El hecho de que el caballerete;—yo pensaba que estaba olvidado del mundo con las narices sumergidas en su cuenco de sopa—;abriera una puerta a la conversación, ¿era una señal que Dios me enviaba? Sí, dije, han picado la carne en su punto y la col está deliciosa. Le pregunté: me dijo que acababa de salir de una medersa de veinte ásperos y que ahora era secretario adscrito a Arifi Bajá. No le pregunté por qué estaba en aquella taberna de bandidos solteros a aquellas horas de la noche en lugar de estar en la mansión del bajá, en la mezquita, o en su casa, en brazos de su mujer. Él me preguntó quién era y de dónde venía. Medité un momento y le contesté:
—Me llamo Behzat. Vengo de Herat, de Tabriz. He hecho las más magníficas pinturas, las más increíbles maravillas. Desde hace siglos, en todos los talleres musulmanes en que se pinta, tanto en el país de los persas como en Arabia, se dice lo siguiente: cuando lo miras parece real, como una pintura de Behzat.
Por supuesto, ésa no es la cuestión principal. Mi pintura ilustra no lo que ven los ojos, sino lo que ve la mente. En cuanto a la pintura, como sabéis, es una fiesta hecha para los ojos. Unid esas dos ideas y aparecerá mi mundo. O sea,
ELIF: La pintura hace vivir lo que la mente ve, para placer de la vista.
LÁM: Lo que los ojos ven en el mundo entra en la pintura en tanto sirve a la mente.
MlM: Asi pues, la belleza es el redescubrimiento en el mundo por parte de los ojos de lo que la mente ya conoce.
¿Había comprendido nuestro caballero recién salido de una medersa de veinte ásperos aquella lógica extraída de lo más profundo de mi alma gracias a una repentina inspiración? No. Porque te pasas tres años sentado a los pies de un profesor que cobra veinte ásperos al día —con eso hoy sólo se pueden comprar veinte panes— en una medersa en un suburbio y todavía no sabes quién es Behzat. Estaba claro que tampoco el señor Maestro de los veinte ásperos sabía quién era Behzat. Muy bien, voy a explicártelo.

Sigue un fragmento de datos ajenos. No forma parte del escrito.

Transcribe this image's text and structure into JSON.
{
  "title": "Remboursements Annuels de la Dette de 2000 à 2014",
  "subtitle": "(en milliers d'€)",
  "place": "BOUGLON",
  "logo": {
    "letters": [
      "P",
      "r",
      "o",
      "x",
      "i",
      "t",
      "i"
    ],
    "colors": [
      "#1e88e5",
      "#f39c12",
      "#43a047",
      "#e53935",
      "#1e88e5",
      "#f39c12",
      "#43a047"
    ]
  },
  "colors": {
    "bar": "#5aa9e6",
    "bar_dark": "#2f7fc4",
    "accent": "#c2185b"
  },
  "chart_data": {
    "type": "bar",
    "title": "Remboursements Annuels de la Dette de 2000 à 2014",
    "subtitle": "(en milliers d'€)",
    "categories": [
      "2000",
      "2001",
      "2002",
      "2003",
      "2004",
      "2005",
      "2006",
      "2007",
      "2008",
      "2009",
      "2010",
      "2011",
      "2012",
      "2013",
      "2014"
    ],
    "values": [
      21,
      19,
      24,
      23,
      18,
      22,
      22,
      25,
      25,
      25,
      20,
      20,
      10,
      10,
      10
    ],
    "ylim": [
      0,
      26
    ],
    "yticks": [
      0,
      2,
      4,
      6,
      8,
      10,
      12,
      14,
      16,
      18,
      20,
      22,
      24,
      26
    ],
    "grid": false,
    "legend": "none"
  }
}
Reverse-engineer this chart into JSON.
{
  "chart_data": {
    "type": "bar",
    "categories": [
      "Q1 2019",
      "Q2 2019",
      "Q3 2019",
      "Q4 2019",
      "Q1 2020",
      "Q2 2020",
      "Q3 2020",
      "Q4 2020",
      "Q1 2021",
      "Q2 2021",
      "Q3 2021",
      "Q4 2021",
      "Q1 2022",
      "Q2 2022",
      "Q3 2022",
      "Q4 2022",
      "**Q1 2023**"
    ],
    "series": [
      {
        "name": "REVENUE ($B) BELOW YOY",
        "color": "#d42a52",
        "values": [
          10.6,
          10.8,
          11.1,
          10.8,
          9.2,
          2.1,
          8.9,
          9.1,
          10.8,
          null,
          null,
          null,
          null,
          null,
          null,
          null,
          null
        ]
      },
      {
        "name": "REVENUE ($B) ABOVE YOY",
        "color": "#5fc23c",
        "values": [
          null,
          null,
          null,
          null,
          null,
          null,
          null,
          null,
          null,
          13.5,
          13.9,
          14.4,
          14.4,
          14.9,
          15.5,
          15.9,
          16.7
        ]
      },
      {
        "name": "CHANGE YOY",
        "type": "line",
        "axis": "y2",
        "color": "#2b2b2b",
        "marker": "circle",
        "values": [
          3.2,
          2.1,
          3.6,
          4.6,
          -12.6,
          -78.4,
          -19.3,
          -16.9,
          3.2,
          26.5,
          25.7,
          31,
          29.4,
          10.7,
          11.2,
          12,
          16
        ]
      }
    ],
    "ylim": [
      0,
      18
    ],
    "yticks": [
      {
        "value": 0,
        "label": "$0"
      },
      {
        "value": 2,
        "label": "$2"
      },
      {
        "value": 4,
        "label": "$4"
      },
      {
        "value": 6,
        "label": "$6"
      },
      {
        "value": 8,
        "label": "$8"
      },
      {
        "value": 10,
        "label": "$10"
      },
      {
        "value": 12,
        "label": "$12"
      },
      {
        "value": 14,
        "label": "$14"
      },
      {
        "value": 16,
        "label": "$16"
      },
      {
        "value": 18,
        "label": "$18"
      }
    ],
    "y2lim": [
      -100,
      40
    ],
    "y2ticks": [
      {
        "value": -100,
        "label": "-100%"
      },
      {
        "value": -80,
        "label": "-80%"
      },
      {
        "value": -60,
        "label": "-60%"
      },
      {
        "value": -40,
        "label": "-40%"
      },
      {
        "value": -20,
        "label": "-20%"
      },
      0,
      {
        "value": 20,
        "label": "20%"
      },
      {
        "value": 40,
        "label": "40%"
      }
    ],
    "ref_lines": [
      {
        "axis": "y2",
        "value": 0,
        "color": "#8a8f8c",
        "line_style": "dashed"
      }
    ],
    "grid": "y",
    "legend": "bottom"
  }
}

—Yo lo he pintado todo, todo. A Nuestro Profeta en la mezquita sentado ante el verde mihrab con los cuatro califas; luego, en otro libro, el ascenso del Enviado de Dios a los Siete Cielos en la Noche de la Ascensión, montado en el caballo llamado Burak; a Alejandro en su camino a China tocando el tambor en un templo costero para asustar a un monstruo que encrespaba el mar con tormentas; a un sultán masturbándose mientras espía a las bellezas del harén bañándose desnudas en un estanque al tiempo que escuchan un laúd; al joven luchador que cree que va a vencer a su maestro porque sabe todos sus trucos y que finalmente se rinde en presencia del sultán, derrotado por su maestro por un último truco que éste le había ocultado sin enseñárselo; el repentino enamoramiento de Leyla y Mecnun niños mientras están arrodillados aprendiendo el Sagrado Corán en una escuela de paredes exquisitamente trabajadas; la incapacidad de los enamorados, del más tímido al más desvergonzado, de mirarse a los ojos; la construcción de palacios piedra a piedra, el castigo con torturas de los criminales, el vuelo de las águilas, burlones conejos, traidores tigres, sauces y plátanos y las urracas que siempre coloco sobre ellos, la muerte, poetas compitiendo, mesas que celebran la victoria y mesas de los que, como tú, no ven otra cosa que sopa.